The LNG market is continuing to expand at a rate of knots, with orders for new LNG ships to be built still providing a strong income, when the rest of the maritime industry is having a downturn in trade and orders for new builds. The largest LNG ship to date has a carrying capacity of 266,000 cubic metres of LNG gas, however the vessel herself has a summer draft of 12m. This is where the trade off between the larger ships which can carry the maximum amount of cargoes and getting into the smaller ports comes into, the perfect balance of is the use of LNG ship to ship transfer.
So how are LNG ship to ship transfers conducted?

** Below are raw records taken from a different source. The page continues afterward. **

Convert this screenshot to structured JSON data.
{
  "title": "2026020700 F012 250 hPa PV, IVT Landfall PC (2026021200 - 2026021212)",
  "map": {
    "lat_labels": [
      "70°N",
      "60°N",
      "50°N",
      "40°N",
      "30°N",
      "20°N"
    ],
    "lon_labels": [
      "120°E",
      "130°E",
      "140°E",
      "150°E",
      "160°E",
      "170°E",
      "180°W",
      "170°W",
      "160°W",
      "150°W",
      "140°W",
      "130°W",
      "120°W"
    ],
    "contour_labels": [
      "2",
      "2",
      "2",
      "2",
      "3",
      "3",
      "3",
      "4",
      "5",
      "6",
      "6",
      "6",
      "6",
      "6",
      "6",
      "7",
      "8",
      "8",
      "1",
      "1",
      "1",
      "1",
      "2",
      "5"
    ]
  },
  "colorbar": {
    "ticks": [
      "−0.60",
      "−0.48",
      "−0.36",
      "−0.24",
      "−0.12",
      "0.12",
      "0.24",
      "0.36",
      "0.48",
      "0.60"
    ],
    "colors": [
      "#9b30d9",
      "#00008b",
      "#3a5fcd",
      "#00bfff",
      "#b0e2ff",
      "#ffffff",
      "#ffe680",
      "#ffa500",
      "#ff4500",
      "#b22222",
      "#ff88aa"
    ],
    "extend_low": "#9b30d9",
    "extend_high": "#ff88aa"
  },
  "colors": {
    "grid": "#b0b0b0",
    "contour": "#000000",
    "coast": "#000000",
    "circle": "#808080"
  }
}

The current practice of LNG ship to ship transfer is conducted by both vessels being held in position against each other, whilst cargo is transferred via flexible hoses. There are many LNG ship to ship transfer operations taking place worldwide on a daily basis, with accidents and incidents being very low frequency. However, there is a risk due to various different factors, that there could be a cargo spill. There are numerous advances in technology that are taking into account the risks and managing these risks to make the LNG ship to ship transfer process safer.
What advances in LNG ship to ship transfer technology are there?
There are two main components of emergency release systems, which are a combination of different systems, to safeguard the ship and the environment, in the even of an emergency. A system which is fitted with emergency release system provides a managed close-down system, so should an emergency happen, the ship’s crew have full control of the situation and can isolate the cargo system and operations in the event of an emergency. All vessels are required to safeguard the environment as far as possible and to prevent cargo spills wherever possible and an emergency release system is one way of doing this as it protects the ship, cargo hoses and all associated cargo handling equipment.
LNG HPUs are the cutting edge in technology and safety systems and for those using a full safety release system, for ship to ship transfer, then the HPU provides another fail safe option. The first point to note in a HPU system is that they often offer the designated crew a single point of control over the Emergency Release System, so should an emergency release coupling be activated for something other than hose line stress, the system can be reset by the operator, meaning cargo transfer can continue.
Another interesting advance in technology is the HPU can have different sets of variables, meaning the unit can release the couplings dependent on each individual scenario and the parameters that have been set. Advances in technology now mean that one HPU can actually control a full system of up to ten emergency release couplings, meaning the operator has less systems to check and can have one point of reference.
With advances in technology, this is the technology that is currently available on the market and being used with success by a number of vessels, however, there are likely to be further advances to the emergency release systems over coming years.